Opinion

Real-life righties

If you follow politics, you’d have spent 2011 certain that conservatives didn’t want Mitt Romney to be the Republican nominee. That’s what the loudly expressed views of self-styled conservative leaders suggested: They made it clear that on a variety of issues, health care primarily and abortion secondarily, Romney’s record as a candidate and governor in Massachusetts was too moderate to be acceptable.

Well, guess what? In the New Hampshire primary, Romney won the support of 42 percent of conservatives, more than doubling the conservative take of his nearest rival, Ron Paul.

A Gallup poll taken last week shows Romney as the candidate most acceptable to conservatives nationwide, with 59 percent saying he’d be an acceptable nominee. (Fifty-one percent say the same of Newt Gingrich, and 46 percent say so about Rick Santorum).

Even in Iowa, 46 percent of the voters who stood up for Romney in the caucuses described themselves as either “very conservative” or “somewhat conservative.”

South Carolina is next up, and a poll by the reliable Democratic firm PPP last week had Romney leading there with 30 percent to Newt Gingrich’s 23 percent — in a state in which 79 percent of Republicans describe themselves as either somewhat conservative or very conservative.

So what gives? Why are conservatives lining up behind a politician of whom Rush Limbaugh has said flatly: “Mitt Romney is not a conservative” — a sentiment echoed by Mike Huckabee, the former Arkansas governor and 2008 Iowa caucuses winner?

The answer lies in a misunderstanding of the “conservative” voter. It’s a mistake to think that voters who describe themselves as “conservative” think about politics and react to politicians the same as people who are professionally or avocationally conservative.

Those of us who are professionally or avocationally conservative get into the weeds when it comes to politicians’ view. So for us, it isn’t enough that Mitt Romney now says he is pro-life; we know that in 1994 he ran for senator in Massachusetts as an unapologetic abortion supporter. He says flatly that he changed his mind, but people for whom the pro-life cause is central find such a record untrustworthy.

But that isn’t true of the conservative voter. That voter listens to Romney, and she hears Romney say he’s pro-life. That’s more than likely enough for her if the issue is important to her.

Because his rivals know that’s usually enough, they find themselves spending time in debates and money on TV trying to convince her that she shouldn’t take Romney at face value. They’re trying to turn her from a rank-and-file conservative into an avocational conservative.

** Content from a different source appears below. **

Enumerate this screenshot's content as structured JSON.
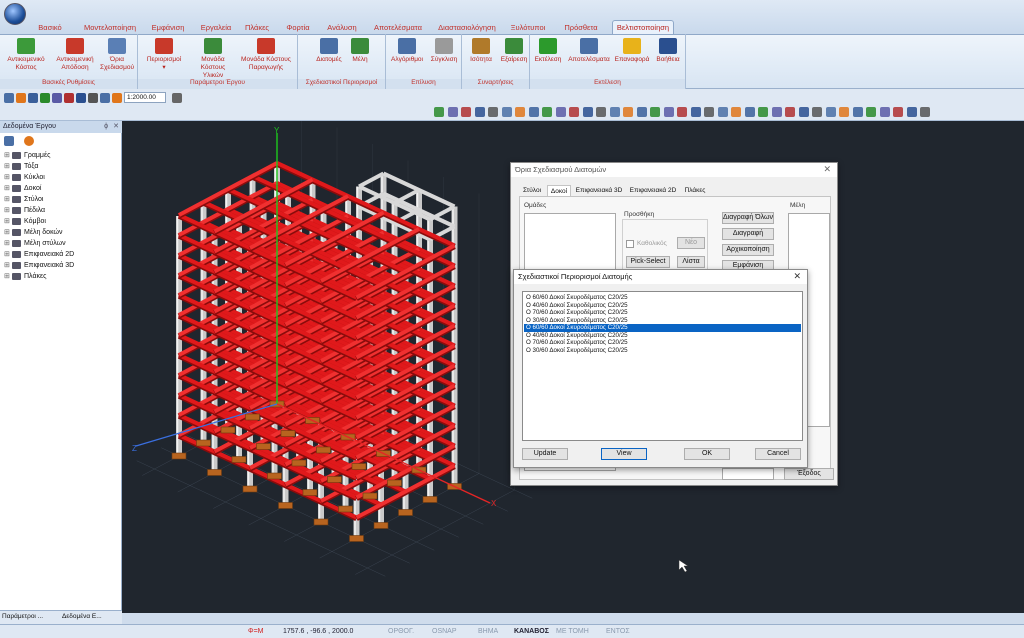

But that’s not her calling. She has other things to do. They want her to dig the way they dig, to view Romney with suspicion rather than implicit acceptance.

But what reason has Romney given her to distrust his sincerity? She’s watched him some over the last year. He seems like a pleasant and well-spoken guy. He’s won two states already. The other Republicans have all kinds of obvious problems and drawbacks. Romney seems to have fewer. Why shouldn’t she back him?

This also helps explain why Romney hasn’t been derailed by his signature legislation, the Massachusetts health-care law requiring that everyone in the state purchase an insurance policy. He says he thinks that it was a good idea for his state but that it wouldn’t be a good idea for the country. He says he’d repeal ObamaCare.

The other candidates and the conservative media are telling her not to trust Romney, that he’s lying, that he won’t do it — or that he’s so compromised by the Massachusetts law that he wouldn’t be able to bring the fight on health care to Obama.

In the end, she has to make the judgment: Do I trust that he means what he says now? He says he’d repeal ObamaCare. She doesn’t like ObamaCare. What more does she have to hear?

That’s the call. And it turns out to be a lower hurdle for Romney to clear than many of us expected.

In the end, professional and avocational conservatives want a candidate who was in the trenches with them, who speaks their language and whose views resonate with theirs down the line. They want purity.

The conservative voter? She doesn’t care all that much about purity. Turns out she wants a winner.